In cases where you are in remission for 10+ years and it then recurs, I do wonder if that's a new cancer forming in some remaining cells. After all, prostate cancer is usually a multi-focal cancer (springing up in several places, and not just one.

As mentioned, if someone is suddenly discovered to be heavily metastatic 10+ years after a prostatectomy, that might be lack of monitoring. It may be that the cancer was a non-secreter (doesn't generate PSA), but in that case, monitoring is via scans, although I don't know how long those go on for - probably not 10 years.

Edited by member 03 Oct 2023 at 12:07  | Reason: Not specified

User
Posted 03 Oct 2023 at 13:35
The "residual cells in the apex" are what my Urologist says are the cause of my persistent PSA.

I have my fingers crossed whatever it is it will not have increased at my next test this month!

User
Posted 03 Oct 2023 at 14:28

'Ok I know somebody who had his prostrate removed and was fine for 11 years but just recently I spoke to him and cancer has come  back and spread all over his body..'

I am not sure what is your point here? I are suggesting that that an evidence of the 'mothership' theory?

 

 

 'Physics is like sex: sure, it may give some practical results, but that’s not why we do it.'                    Richard Feynman (1918-1988) Nobel Prize laureate

 

 

User
Posted 03 Oct 2023 at 14:45

Hi ok thr chap involved hsd his prostrate removed snd was fine gor 8 years,but for some un known reason it has come back an now he's having further treatment he told me it had spread to most organs in his body...but he fidnt say what caused it since his p gland had been removed...

Cheers tonyc01

User
Posted 05 Oct 2023 at 07:18

Originally Posted by: Online Community Member

Hi ok thr chap involved hsd his prostrate removed snd was fine gor 8 years,but for some un known reason it has come back an now he's having further treatment he told me it had spread to most organs in his body...but he fidnt say what caused it since his p gland had been removed...

Cheers tonyc01

This make me wonder, regardless of whether you do or don't still have a prostate, where is recurrence likely to occur after say 7-10 years?

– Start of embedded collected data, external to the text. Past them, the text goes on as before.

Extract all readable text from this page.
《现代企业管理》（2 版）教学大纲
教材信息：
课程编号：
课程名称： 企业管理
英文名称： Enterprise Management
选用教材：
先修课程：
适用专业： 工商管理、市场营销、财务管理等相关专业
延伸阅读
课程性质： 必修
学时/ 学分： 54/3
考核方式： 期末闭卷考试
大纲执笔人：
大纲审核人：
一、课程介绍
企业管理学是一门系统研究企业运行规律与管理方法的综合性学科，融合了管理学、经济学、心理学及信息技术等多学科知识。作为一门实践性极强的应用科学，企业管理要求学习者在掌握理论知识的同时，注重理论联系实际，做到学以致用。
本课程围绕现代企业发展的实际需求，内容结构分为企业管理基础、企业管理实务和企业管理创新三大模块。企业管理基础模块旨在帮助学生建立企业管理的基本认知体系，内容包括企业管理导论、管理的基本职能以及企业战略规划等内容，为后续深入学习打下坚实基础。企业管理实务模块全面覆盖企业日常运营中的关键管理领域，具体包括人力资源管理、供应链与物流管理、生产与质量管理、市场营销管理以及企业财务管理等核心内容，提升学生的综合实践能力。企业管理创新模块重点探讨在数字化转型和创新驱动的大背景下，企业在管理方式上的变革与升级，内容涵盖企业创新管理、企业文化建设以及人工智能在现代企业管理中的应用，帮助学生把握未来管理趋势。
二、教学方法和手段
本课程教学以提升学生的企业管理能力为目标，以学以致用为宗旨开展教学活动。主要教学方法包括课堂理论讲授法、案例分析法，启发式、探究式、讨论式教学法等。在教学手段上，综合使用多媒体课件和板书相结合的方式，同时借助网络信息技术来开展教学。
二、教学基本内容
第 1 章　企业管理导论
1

Is it going to come from the prostate bed, the seminal vesicles, local nerves or does it perform a nightmare trick and turn up in bones or remote locations where it's going to be hard to treat? I ask because it relates to the dreaded micro-mets that have rated a few mentions in this topic.

Jules

User
Posted 05 Oct 2023 at 11:09

I don't know the answer to your question about where it's most likely to occur after a long time. Certainly, in the case of recurrence after a shorter time, it's most often in the prostate bed, although some research where PSMA PET scans were performed before the prostate bed treatment found that in 40% of cases, the results from the PSMA PET scan changed the pattern of salvage radiotherapy dose that would have been delivered without having had the scan first. For patients with recurrence after a long time, you'd probably have to split them into those who were still being monitored at least yearly, and those who weren't, as I might expect that to have a significant impact on extent and location of recurrence.

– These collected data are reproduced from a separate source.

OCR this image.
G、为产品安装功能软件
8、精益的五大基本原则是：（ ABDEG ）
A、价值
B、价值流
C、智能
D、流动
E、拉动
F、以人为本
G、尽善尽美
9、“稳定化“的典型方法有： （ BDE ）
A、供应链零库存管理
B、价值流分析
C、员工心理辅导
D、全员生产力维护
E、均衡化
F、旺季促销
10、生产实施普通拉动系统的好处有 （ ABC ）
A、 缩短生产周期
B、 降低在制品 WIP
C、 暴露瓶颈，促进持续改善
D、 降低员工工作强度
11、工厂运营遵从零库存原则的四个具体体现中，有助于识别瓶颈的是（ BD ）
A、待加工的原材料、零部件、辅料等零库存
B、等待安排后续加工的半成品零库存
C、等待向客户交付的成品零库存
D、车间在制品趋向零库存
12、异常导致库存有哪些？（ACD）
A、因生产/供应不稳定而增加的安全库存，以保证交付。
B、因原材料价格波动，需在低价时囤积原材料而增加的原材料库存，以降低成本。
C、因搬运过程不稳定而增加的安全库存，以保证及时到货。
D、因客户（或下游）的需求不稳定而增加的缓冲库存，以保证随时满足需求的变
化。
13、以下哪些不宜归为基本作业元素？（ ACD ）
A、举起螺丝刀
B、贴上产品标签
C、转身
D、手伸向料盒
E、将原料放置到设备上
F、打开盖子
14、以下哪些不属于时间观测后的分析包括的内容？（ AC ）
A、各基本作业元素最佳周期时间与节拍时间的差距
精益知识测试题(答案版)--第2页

In the case where substantial spread has occurred, no one is going to go back and investigate how that happened, as it would be very difficult to do and it's of no clinical significance (i.e. it won't change how it's treated).

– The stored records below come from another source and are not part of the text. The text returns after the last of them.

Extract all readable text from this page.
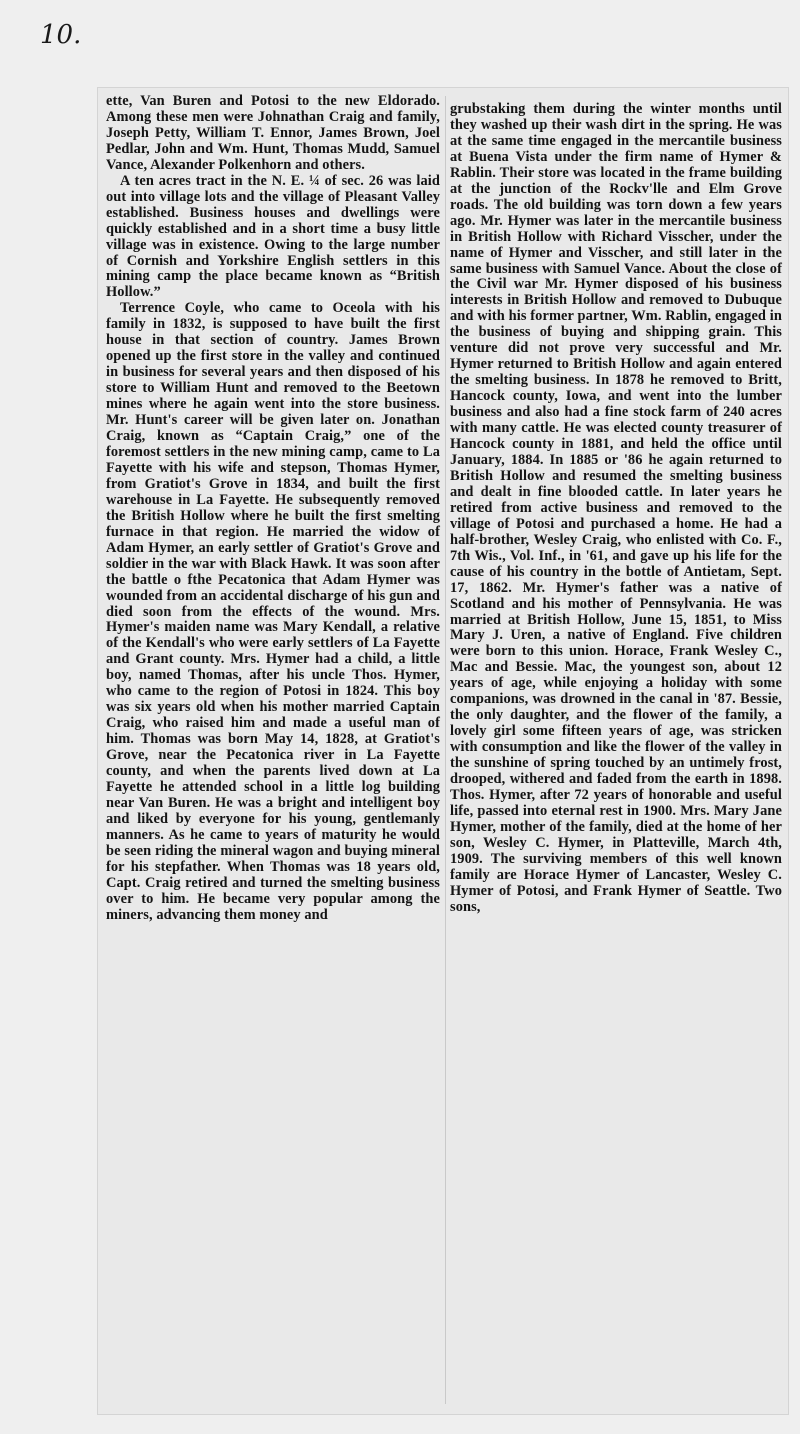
10.

ette, Van Buren and Potosi to the new Eldorado. Among these men were Johnathan Craig and family, Joseph Petty, William T. Ennor, James Brown, Joel Pedlar, John and Wm. Hunt, Thomas Mudd, Samuel Vance, Alexander Polkenhorn and others.

A ten acres tract in the N. E. ¼ of sec. 26 was laid out into village lots and the village of Pleasant Valley established. Business houses and dwellings were quickly established and in a short time a busy little village was in existence. Owing to the large number of Cornish and Yorkshire English settlers in this mining camp the place became known as “British Hollow.”

Terrence Coyle, who came to Oceola with his family in 1832, is supposed to have built the first house in that section of country. James Brown opened up the first store in the valley and continued in business for several years and then disposed of his store to William Hunt and removed to the Beetown mines where he again went into the store business. Mr. Hunt's career will be given later on. Jonathan Craig, known as “Captain Craig,” one of the foremost settlers in the new mining camp, came to La Fayette with his wife and stepson, Thomas Hymer, from Gratiot's Grove in 1834, and built the first warehouse in La Fayette. He subsequently removed the British Hollow where he built the first smelting furnace in that region. He married the widow of Adam Hymer, an early settler of Gratiot's Grove and soldier in the war with Black Hawk. It was soon after the battle o fthe Pecatonica that Adam Hymer was wounded from an accidental discharge of his gun and died soon from the effects of the wound. Mrs. Hymer's maiden name was Mary Kendall, a relative of the Kendall's who were early settlers of La Fayette and Grant county. Mrs. Hymer had a child, a little boy, named Thomas, after his uncle Thos. Hymer, who came to the region of Potosi in 1824. This boy was six years old when his mother married Captain Craig, who raised him and made a useful man of him. Thomas was born May 14, 1828, at Gratiot's Grove, near the Pecatonica river in La Fayette county, and when the parents lived down at La Fayette he attended school in a little log building near Van Buren. He was a bright and intelligent boy and liked by everyone for his young, gentlemanly manners. As he came to years of maturity he would be seen riding the mineral wagon and buying mineral for his stepfather. When Thomas was 18 years old, Capt. Craig retired and turned the smelting business over to him. He became very popular among the miners, advancing them money and

grubstaking them during the winter months until they washed up their wash dirt in the spring. He was at the same time engaged in the mercantile business at Buena Vista under the firm name of Hymer & Rablin. Their store was located in the frame building at the junction of the Rockv'lle and Elm Grove roads. The old building was torn down a few years ago. Mr. Hymer was later in the mercantile business in British Hollow with Richard Visscher, under the name of Hymer and Visscher, and still later in the same business with Samuel Vance. About the close of the Civil war Mr. Hymer disposed of his business interests in British Hollow and removed to Dubuque and with his former partner, Wm. Rablin, engaged in the business of buying and shipping grain. This venture did not prove very successful and Mr. Hymer returned to British Hollow and again entered the smelting business. In 1878 he removed to Britt, Hancock county, Iowa, and went into the lumber business and also had a fine stock farm of 240 acres with many cattle. He was elected county treasurer of Hancock county in 1881, and held the office until January, 1884. In 1885 or '86 he again returned to British Hollow and resumed the smelting business and dealt in fine blooded cattle. In later years he retired from active business and removed to the village of Potosi and purchased a home. He had a half-brother, Wesley Craig, who enlisted with Co. F., 7th Wis., Vol. Inf., in '61, and gave up his life for the cause of his country in the bottle of Antietam, Sept. 17, 1862. Mr. Hymer's father was a native of Scotland and his mother of Pennsylvania. He was married at British Hollow, June 15, 1851, to Miss Mary J. Uren, a native of England. Five children were born to this union. Horace, Frank Wesley C., Mac and Bessie. Mac, the youngest son, about 12 years of age, while enjoying a holiday with some companions, was drowned in the canal in '87. Bessie, the only daughter, and the flower of the family, a lovely girl some fifteen years of age, was stricken with consumption and like the flower of the valley in the sunshine of spring touched by an untimely frost, drooped, withered and faded from the earth in 1898. Thos. Hymer, after 72 years of honorable and useful life, passed into eternal rest in 1900. Mrs. Mary Jane Hymer, mother of the family, died at the home of her son, Wesley C. Hymer, in Platteville, March 4th, 1909. The surviving members of this well known family are Horace Hymer of Lancaster, Wesley C. Hymer of Potosi, and Frank Hymer of Seattle. Two sons,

Nowadays, seminal vesicles are always removed with the prostate even if not thought to be involved in the cancer, but that hasn't always been the case, and might not have been the case in some people having recurrence ≥10 years later today. Actual spread to seminal vesicles (T3b) reduces the likelihood of a prostatectomy being curative, and most surgeons will not operate if this is the suspected staging before the surgery, and radiotherapy is available for the patient.

User
Posted 06 Oct 2023 at 08:22

Thanks Andy, plenty of food for thought as usual. The PSMA PET scan pops up again as a vital tool for locating cancer.

I was asking about micro-mets because in the understandable lack of information about something that is untraceable there's quite a lot of assumptions out there about where they are and what their role is. Best to stick with what we know and can measure for now I guess.